Emmanuel Macron’s centrist La Republique En Marche is projected to win a huge majority in the French Parliament, according to exit estimates compiled for CNN affiliate BFMTV by Elabe.
Macron’s fledgling party is expected to win between 415 and 445 seats in the lower house after taking a projected 32.3% of the vote.
Such a margin of victory in the 577-seat house would give Macron the majority he so badly craves to further his political revolution. The 39-year-old’s La Republique En Marche (LREM) party is hoping to make huge gains and inflict a further blow on the country’s traditional ruling parties.
It would be a remarkable achievement for Macron, who won the French presidency last month without the support of a traditional mainstream party.
Instead, his En Marche! movement helped carry him to a convincing election victory over far-right candidate Marine Le Pen.
The move appears to have paid off as Macron’s party, which has grown out of his grass-roots movement, is projected to record a stunning victory.
“We are grateful for the trust you have placed in all the new faces of the Republic,” Catherine Barbaroux, the party’s president, told supporters after seeing the projected results.
How the elections work
The final results will be confirmed next Sunday after the second round of voting. A number of candidates will face a run-off.
If no candidate manages to achieve that target, then all candidates who won at least 12.5% of registered voters go to the second round, where the winner will advance to Parliament.
The run-offs take place next Sunday when the final results will be known.
Both the Republican and Socialist parties, which have traditionally governed during the time of the Fifth Republic, struggled with turnout, which was projected at 49.5% by Elabe.
The Republicans are projected to have taken 20.9% of the vote, which is predicted to result in the party winning between 80-100 seats.
The Socialists have an estimated 9% of the vote, leaving the party with between 30-40 seats, way down from the 277 it held in the outgoing parliament.

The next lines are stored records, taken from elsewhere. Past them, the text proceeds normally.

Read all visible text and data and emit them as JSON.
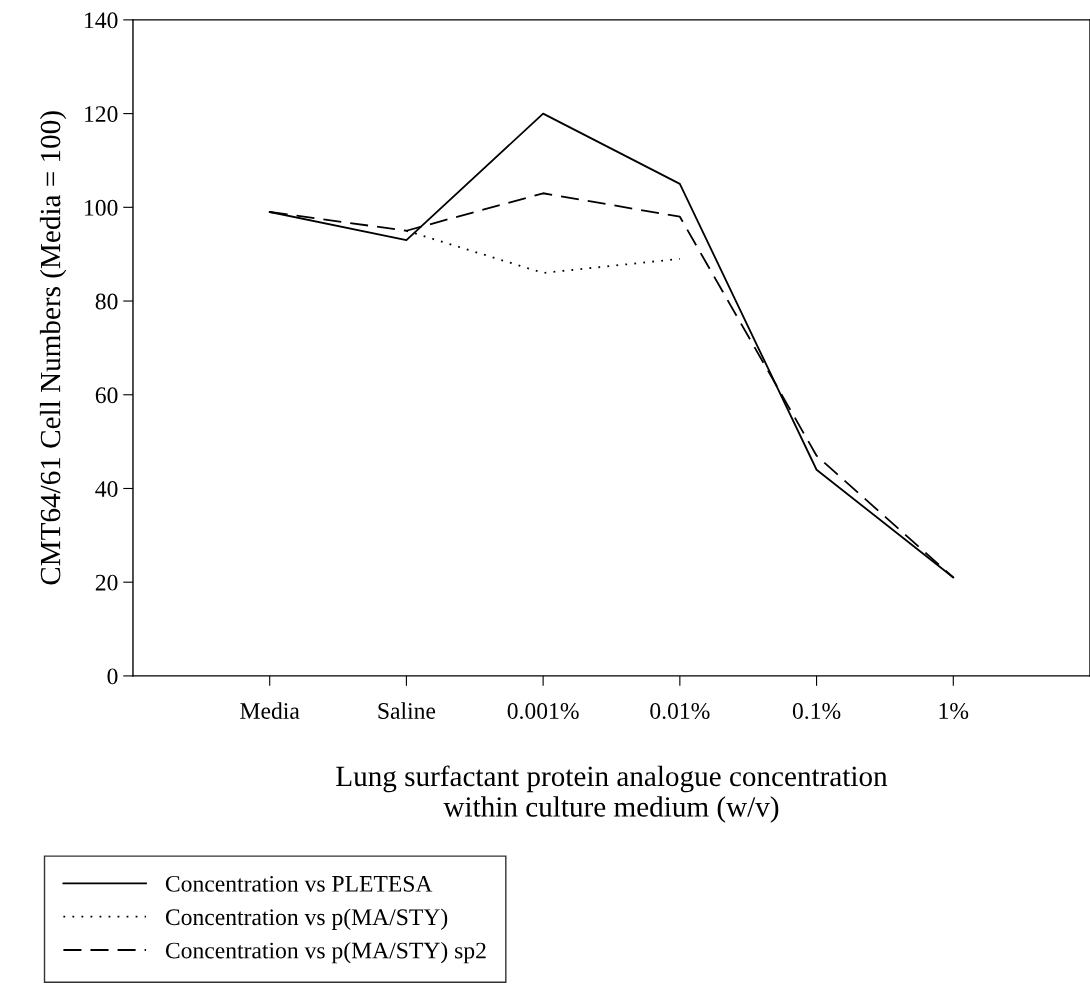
{
  "chart_data": {
    "type": "line",
    "ylabel": "CMT64/61 Cell Numbers (Media = 100)",
    "xlabel": "Lung surfactant protein analogue concentration\nwithin culture medium (w/v)",
    "categories": [
      "Media",
      "Saline",
      "0.001%",
      "0.01%",
      "0.1%",
      "1%"
    ],
    "series": [
      {
        "name": "Concentration vs PLETESA",
        "color": "#000000",
        "line_style": "solid",
        "values": [
          99,
          93,
          120,
          105,
          44,
          21
        ]
      },
      {
        "name": "Concentration vs p(MA/STY)",
        "color": "#000000",
        "line_style": "dotted",
        "values": [
          null,
          95,
          86,
          89,
          null,
          null
        ]
      },
      {
        "name": "Concentration vs p(MA/STY) sp2",
        "color": "#000000",
        "line_style": "dashed",
        "values": [
          99,
          95,
          103,
          98,
          47,
          21
        ]
      }
    ],
    "ylim": [
      0,
      140
    ],
    "yticks": [
      0,
      20,
      40,
      60,
      80,
      100,
      120,
      140
    ],
    "grid": false,
    "legend": "bottom left",
    "marker": "none"
  }
}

The National Front is expected to take 13.1%, leaving it with between one and four seats, while Jean-Luc Mélenchon’s far-left party is expected to claim between 10-20 seats after accounting for 11% of the vote.
Florian Philippot, the deputy chairman of the National Front, said his party was “disappointed” with the result.
“We’ve maybe been disappointed by the score and we have paid the price, I think, for a low turnout,” he told reporters.
Why is this important for Macron?
The success of those parties, however, is likely to pale into insignificance should La Republique En Marche secure the mandate Macron requires to govern successfully.
France is suffering from high unemployment, a stagnant economy and security worries. The government has also struggled to cope with immigration and integration.
But for him to be able to implement his reforms, he needs to be able to govern — and that means having a majority in Parliament.